OIMAKU del verso de un poema de Tristan Corbière que siempre me ha perseguido por su tristeza: «los miosotis, esas flores de mazmorra…» Sin duda me fascinó no sólo por la forma de evocarme una melancolía suave sino por el inesperado lugar donde aparecía. El tebeo era Un poco de humo azul de Lapière y Pellejero, y los versos aparecían en una serie de cigarrillos viejos que la protagonista iba fumando a lo largo de la historia, despidiendo el humo añil que reza el título. Apasionado por ellos, acabé encontrando en la biblioteca la obra original, Les amours jaunes, todavía más fascinante. El título del poema, descubrí, era «Petit mort pour rire» y los «miosotis», resulta, son las plantas donde florecen las nomeolvides.
Archivo por meses: julio 2009
OIMAKU de los monotremas
OIMAKU de cuando de pequeño descubrí que existía un grupo de mamíferos cuya reproducción era ovípara y no vivípara: los monotremas. Aquello me fascinó tanto que le hablaba a todo el mundo de ellos. A todas horas. Cada instante. Siempre. No pasaba un momento sin que yo lo aprovechase para hablar de ellos. Así es cómo me convertí en un niño repelente.
OIMAKU del anillo deformado
OIMAKU de los anillos de oro que siempre me hacía llevar mi madre de pequeño, especialmente de uno que un día, al sacármelo, me di cuenta que estaba deformado. Mejor dicho, se había adaptado a mi dedo y dibujaba su contorno, de pentágono irregularísimo. Por miedo a que se enterara mi madre, intenté enderezarlo con la lógica de las botellas de plástico: si está hundida en una parte, aprietas la botella y la abolladura sale, recuperando la forma original. Intenté hacerlo con los dientes, presionando junto a los ángulos, unas once veces. Lloré muchísimo cuando tuve que explicarle aquel desastre a mi madre.

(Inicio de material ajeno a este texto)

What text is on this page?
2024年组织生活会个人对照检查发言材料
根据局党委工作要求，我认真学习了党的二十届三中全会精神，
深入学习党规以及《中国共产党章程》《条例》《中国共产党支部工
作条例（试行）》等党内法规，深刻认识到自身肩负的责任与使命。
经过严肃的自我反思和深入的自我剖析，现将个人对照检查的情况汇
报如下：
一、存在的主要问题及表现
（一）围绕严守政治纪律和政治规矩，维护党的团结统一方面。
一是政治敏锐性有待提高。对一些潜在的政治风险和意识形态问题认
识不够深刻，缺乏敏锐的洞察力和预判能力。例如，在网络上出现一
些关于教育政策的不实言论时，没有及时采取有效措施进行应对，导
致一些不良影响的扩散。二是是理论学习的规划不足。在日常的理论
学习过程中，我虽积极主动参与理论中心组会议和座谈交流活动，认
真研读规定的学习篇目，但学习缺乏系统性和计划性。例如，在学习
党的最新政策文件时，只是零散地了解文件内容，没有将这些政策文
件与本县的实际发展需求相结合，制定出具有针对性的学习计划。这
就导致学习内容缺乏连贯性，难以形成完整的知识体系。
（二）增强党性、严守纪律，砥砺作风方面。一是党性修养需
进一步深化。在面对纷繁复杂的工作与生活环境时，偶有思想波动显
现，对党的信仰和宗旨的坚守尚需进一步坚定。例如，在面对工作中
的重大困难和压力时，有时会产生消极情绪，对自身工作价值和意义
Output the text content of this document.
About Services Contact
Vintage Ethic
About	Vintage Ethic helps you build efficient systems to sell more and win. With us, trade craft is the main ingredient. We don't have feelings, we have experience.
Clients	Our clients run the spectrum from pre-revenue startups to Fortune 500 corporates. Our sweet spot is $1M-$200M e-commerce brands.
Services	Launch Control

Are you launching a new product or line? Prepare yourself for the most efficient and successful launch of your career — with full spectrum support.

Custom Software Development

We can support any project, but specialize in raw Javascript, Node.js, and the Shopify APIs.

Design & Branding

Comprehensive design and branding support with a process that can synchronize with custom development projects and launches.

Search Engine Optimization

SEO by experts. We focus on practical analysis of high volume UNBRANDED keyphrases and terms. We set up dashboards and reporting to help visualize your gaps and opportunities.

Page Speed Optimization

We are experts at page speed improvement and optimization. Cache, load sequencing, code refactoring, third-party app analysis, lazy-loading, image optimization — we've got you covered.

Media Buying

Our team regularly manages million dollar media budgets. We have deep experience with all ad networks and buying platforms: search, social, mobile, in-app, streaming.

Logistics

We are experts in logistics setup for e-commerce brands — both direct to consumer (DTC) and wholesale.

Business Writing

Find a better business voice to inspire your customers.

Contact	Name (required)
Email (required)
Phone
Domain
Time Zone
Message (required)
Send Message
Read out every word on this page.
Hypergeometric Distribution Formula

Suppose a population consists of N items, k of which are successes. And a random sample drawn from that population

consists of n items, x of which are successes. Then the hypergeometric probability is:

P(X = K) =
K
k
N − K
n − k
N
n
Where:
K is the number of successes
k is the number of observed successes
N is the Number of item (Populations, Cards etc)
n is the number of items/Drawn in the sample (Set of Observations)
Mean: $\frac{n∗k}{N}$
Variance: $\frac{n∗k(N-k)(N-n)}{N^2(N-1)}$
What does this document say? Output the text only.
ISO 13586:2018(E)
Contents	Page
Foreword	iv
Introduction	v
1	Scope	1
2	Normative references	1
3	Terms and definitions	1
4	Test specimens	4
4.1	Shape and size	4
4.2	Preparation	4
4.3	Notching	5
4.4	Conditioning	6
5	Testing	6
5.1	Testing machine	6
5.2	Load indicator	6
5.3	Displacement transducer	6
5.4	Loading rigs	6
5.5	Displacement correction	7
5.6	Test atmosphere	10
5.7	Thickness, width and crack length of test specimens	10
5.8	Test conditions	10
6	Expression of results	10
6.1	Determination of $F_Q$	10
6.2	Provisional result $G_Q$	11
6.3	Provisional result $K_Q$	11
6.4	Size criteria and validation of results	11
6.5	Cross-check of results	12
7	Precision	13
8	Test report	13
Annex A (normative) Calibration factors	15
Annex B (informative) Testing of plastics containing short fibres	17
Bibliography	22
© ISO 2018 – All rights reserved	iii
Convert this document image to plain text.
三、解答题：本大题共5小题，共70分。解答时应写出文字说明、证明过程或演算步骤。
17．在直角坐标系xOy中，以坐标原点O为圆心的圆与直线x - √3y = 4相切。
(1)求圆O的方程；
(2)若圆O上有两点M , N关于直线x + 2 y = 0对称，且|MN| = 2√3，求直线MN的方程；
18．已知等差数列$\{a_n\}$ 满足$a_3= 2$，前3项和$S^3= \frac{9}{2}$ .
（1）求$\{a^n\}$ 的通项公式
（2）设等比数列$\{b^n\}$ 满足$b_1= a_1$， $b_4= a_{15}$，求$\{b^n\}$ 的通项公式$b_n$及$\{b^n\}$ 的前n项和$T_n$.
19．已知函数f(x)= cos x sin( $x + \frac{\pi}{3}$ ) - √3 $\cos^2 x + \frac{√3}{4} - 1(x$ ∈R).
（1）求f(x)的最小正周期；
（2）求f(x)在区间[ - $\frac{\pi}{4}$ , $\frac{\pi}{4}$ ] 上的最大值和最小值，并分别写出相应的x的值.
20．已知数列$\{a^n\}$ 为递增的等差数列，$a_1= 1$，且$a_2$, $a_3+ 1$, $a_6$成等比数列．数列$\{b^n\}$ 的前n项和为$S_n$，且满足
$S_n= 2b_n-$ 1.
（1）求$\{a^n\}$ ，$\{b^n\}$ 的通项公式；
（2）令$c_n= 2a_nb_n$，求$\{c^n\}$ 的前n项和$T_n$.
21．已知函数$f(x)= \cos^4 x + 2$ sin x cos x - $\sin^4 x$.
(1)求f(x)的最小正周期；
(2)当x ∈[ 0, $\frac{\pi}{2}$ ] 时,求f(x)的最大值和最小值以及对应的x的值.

OIMAKU del libro de mi cumpleaños
OIMAKU de aquella novela que vi de pequeño en el expositor de la librería del barrio y que me enamoró. En la portada había dos personajes jugando al ajedrez. Debía de ser un cuadro del siglo XVI o XVII por la ropa que vestían. El suelo era de damero, como en las pinturas de Vermeer. Yo lo quería pero no tenía dinero. Esperé como un mes, tiempo exasperantemente largo para un niño, hasta el día de mi cumpleaños, cuando mis padres me dieron dinero para que pudiera ir a comprarlo. ¡Pero al entrar en la tienda ya no estaba! Se me cayó el mundo a los pies. Detrás, mis padres se reían con la novela en las manos. Me la habían comprado. Terrible amor cruel…
OIMAKU del invierno
OIMAKU de lo mucho que me quejaba del frío y la oscuridad en invierno y de cuánto deseaba que llegase lo antes posible el calor y la luz del verano. Llegado el estío, aquellos deseos se han vuelto del revés como la piel de un lagarto. El ser humano también muda con el tiempo.
OIMAKU de El Merlot
OIMAKU del restaurante El Merlot. Lo encontramos de pura casualidad un martes de junio en el que todos los demás locales habían cerrado por vacaciones para poder abrir en agosto y aprovechar el turismo. El Merlot surgió de la nada en una calle con nombre de personaje de novela, una casualidad demasiado grande como para pensar esquivarlo. Además, la historia que nos contó mi primo acerca del lugar lo convertía más en una leyenda que en una realidad: se decía que servían una coca de chocolate con anís que machacaba una anciana frente a ti a manotazos. Dentro, la realidad superó con creces la ficción. No es que sea un lugar como pocos, sino que es un lugar especial como él solo. No hay que ir, hay que encontrarlo.